2020年3月19日 アンドラーシュ・シフ ピアノリサイタル 東京オペラシティホール
シューマン 精霊の主題による変奏曲
ブラームス ピアノのための6つの小品、4つの小品、3つの間奏曲
モーツァルト ロンド イ短調
バッハ 平均律クラヴィーア曲集第1巻より 第24番
ベートーヴェン ピアノ・ソナタ第26番 告別
チケットを買った時は、まさか本公演がこんなにも特別なものになるとは、夢にも思わなかった。
予定していたコンサートが次々と中止に追い込まれ、自分のスケジュールに穴がどんどんと空いていく。そんな世間全体が自粛ムードに陥る中、敢えて実施を決行させたリサイタル。
そこには、主催者と演奏者の双方に、「この困難に立ち向かい、打ち勝とう」という強い決意が存在したはずだ。

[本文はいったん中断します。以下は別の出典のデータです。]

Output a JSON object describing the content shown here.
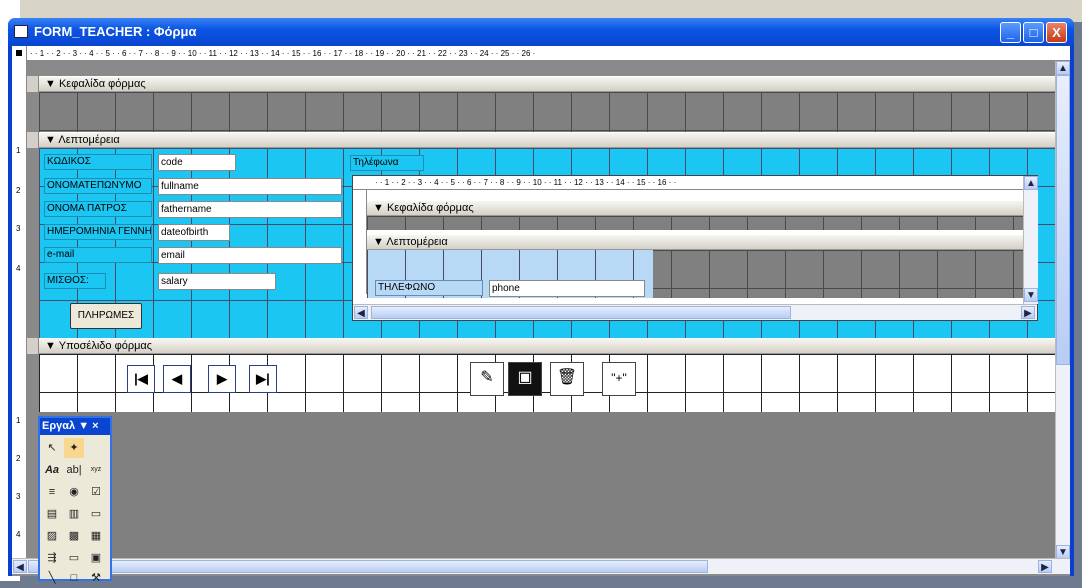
{
  "window": {
    "title": "FORM_TEACHER : Φόρμα",
    "minimize": "_",
    "maximize": "□",
    "close": "X"
  },
  "ruler": {
    "h_marks": "· · 1 · · 2 · · 3 · · 4 · · 5 · · 6 · · 7 · · 8 · · 9 · · 10 · · 11 · · 12 · · 13 · · 14 · · 15 · · 16 · · 17 · · 18 · · 19 · · 20 · · 21 · · 22 · · 23 · · 24 · · 25 · · 26 ·",
    "v_marks": [
      "1",
      "2",
      "3",
      "4",
      "1",
      "2",
      "3",
      "4"
    ]
  },
  "sections": {
    "header": "Κεφαλίδα φόρμας",
    "detail": "Λεπτομέρεια",
    "footer": "Υποσέλιδο φόρμας"
  },
  "fields": [
    {
      "label": "ΚΩΔΙΚΟΣ",
      "value": "code"
    },
    {
      "label": "ΟΝΟΜΑΤΕΠΩΝΥΜΟ",
      "value": "fullname"
    },
    {
      "label": "ΟΝΟΜΑ ΠΑΤΡΟΣ",
      "value": "fathername"
    },
    {
      "label": "ΗΜΕΡΟΜΗΝΙΑ ΓΕΝΝΗ",
      "value": "dateofbirth"
    },
    {
      "label": "e-mail",
      "value": "email"
    },
    {
      "label": "ΜΙΣΘΟΣ:",
      "value": "salary"
    }
  ],
  "payments_button": "ΠΛΗΡΩΜΕΣ",
  "subform": {
    "label": "Τηλέφωνα",
    "ruler": "· · 1 · · 2 · · 3 · · 4 · · 5 · · 6 · · 7 · · 8 · · 9 · · 10 · · 11 · · 12 · · 13 · · 14 · · 15 · · 16 · ·",
    "header": "Κεφαλίδα φόρμας",
    "detail": "Λεπτομέρεια",
    "field_label": "ΤΗΛΕΦΩΝΟ",
    "field_value": "phone"
  },
  "nav_buttons": [
    "|◀",
    "◀",
    "▶",
    "▶|"
  ],
  "action_buttons": [
    "edit",
    "save",
    "delete",
    "add"
  ],
  "add_label": "\"+\"",
  "toolbox": {
    "title": "Εργαλ ▼ ×",
    "tools": [
      "arrow",
      "wizard",
      "Aa",
      "ab|",
      "xyz",
      "toggle",
      "option",
      "checkbox",
      "combo",
      "list",
      "button",
      "image",
      "unbound",
      "bound",
      "pagebreak",
      "tab",
      "subform",
      "line",
      "rectangle",
      "more"
    ]
  }
}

(営業的な損得はこの際別にして)
会場には多くのお客さんが集った。
彼らは(私も含め)、決して能天気風に誘われて足を運んだわけではない。
主催者側は、感染予防として出来る限りの対策を会場にて施し、上演実現にこぎ着けた。
私達もまた、マスクを着用し、手洗いやアルコール消毒をし、咳エチケットに注意を払いながら、意を決して会場に向かった。
「困難に立ち向かい、打ち勝ちたい」と願ったのは、我々だって同じ。
更には「こういう状況だからこそ音楽が必要だし、私達は音楽と共に有りたいのだ!」という愛好家の断固たる意思表明でもあったのだ。
聴衆は、乾いたスポンジのような状態で、演奏を待った。
そこに、シフの瑞々しい音楽が浸り、少しずつ潤いを取り戻していく。
ブラームスのピアノ作品は、こんなにも耽美で、瞑想的だったのか。
モーツァルトの小品は、こんなにも物哀しかったのか。
ベートーヴェンのソナタは、こんなにも普遍的だったのか。
こういう状況だからこそ、感じることがある。
一音一音を噛みしめるからこそ、気付くことがある。
演奏者がアンドラーシュ・シフだったというのは幸運だ。
彼の演奏には、押し付けがましさが無い。演奏を聴かせようとするのではなく、音楽を聴かせようとする。
この日の聴衆は、おそらく沢山のことを受け止め、思いを巡らしたことと思う。
誰もが実感したのは、音楽が持つパワーであろう。我々はまさにそれを受け取るために会場に駆け付けたのだ。